Logistic regression analyses were performed to investigate the association between IR indices and FI across individuals categorized into CKM syndrome stages 0 to 3. A series of five hierarchical models were specified. Model 1 incorporated adjustments for demographic and socioeconomic factors. Model 2 further accounted for behavioural covariates, including smoking status, alcohol consumption, and cooking fuel use. In Model 3, additional adjustments were applied for PA, social isolation, sleep duration, and depressive symptoms. Model 4 expanded upon the previous models by including pertinent blood biomarkers. We did not include BMI index and HDL in the model for adjustment because the exposure in this study involved TyG-BMI index and TG/HDL ratio. If any of the aforementioned factors were components of the IRs, they were excluded from the adjustment process to prevent collinearity. For example, as the exposure variables in this study included the TyG-BMI and TG/HDL ratio, BMI and HDL were not included as covariates in the regression models.

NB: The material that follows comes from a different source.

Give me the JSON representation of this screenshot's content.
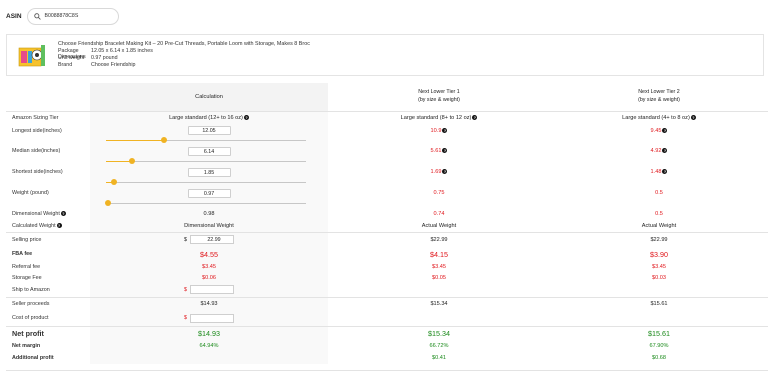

Receiver operating characteristic (ROC) analyses were conducted to evaluate the discriminative performance of all IRs. Optimal threshold values for each index were determined using the OptimalCutpoints R package, based on criteria including maximal sensitivity and specificity, diagnostic odds ratios (positive and negative), and the Youden index for predicting frailty in individuals at CKM syndrome stages 0–3. Thresholds were further stratified by CKM syndrome stages (0–3), and their predictive validity was evaluated through logistic regression modelling [33].
The final cohort comprised 4,354 participants, randomly split into training (70%) and validation (30%) sets to minimize overfitting. To determine the most predictive IR index for frailty in individuals with CKM syndrome stages 0–3, we employed an integrative approach combining multiple embedded ML-based feature selection methods [16]. We used 24 covariates as reference variables to compare our IR indices. For embedded feature selection, we initially applied recursive feature elimination (RFE) to screen variables. RFE improves classification performance by ranking a large set of features according to their importance within a given ML algorithm [34]. Subsequently, the Boruta algorithm was employed to introduce permuted “shadow” features by shuffling the values of each original variable. The RFE model was then trained on both the original and shadow features, and their relative importances were evaluated across multiple iterations. Features consistently exhibiting higher importance than their shadow counterparts were retained [35]. Finally, we applied the least absolute shrinkage and selection operator (LASSO), a regularization technique grounded in linear regression, which penalizes less informative features by shrinking their coefficients to zero, thereby selecting variables with non-zero coefficients [36]. Drawing on the results from three feature selection methods, the optimal IR index for predicting FI among individuals across CKM syndrome stages 0 to 3 was identified.
Subsequently, 24 covariates were incorporated as input features for model development. To refine the model, SHapley Additive exPlanations (SHAP) values were employed to evaluate feature importance, enabling a reduction from 24 to 12 features. Ten ML algorithms, including K-nearest neighbor (KNN), decision tree (DT), Categorical Boosting (CatBoost), Gaussian Naive Bayes (GNB), Light Gradient Boosting Machine (LGB), Adaptive Boosting (AdaBoost), eXtreme Gradient Boosting (XGB), multi-layer perceptron (MLP), bootstrap aggregating (Bagging), and random forest (RF), were evaluated for their performance in predicting FI in individuals with CKM syndrome stages 0–3. Model performance and interpretability were performed utilizing the area under the receiver operating characteristic curve (AUC) and SHAP values. To enhance clinical applicability, the final predictive model was deployed as a web-based application utilizing the Streamlit Python framework.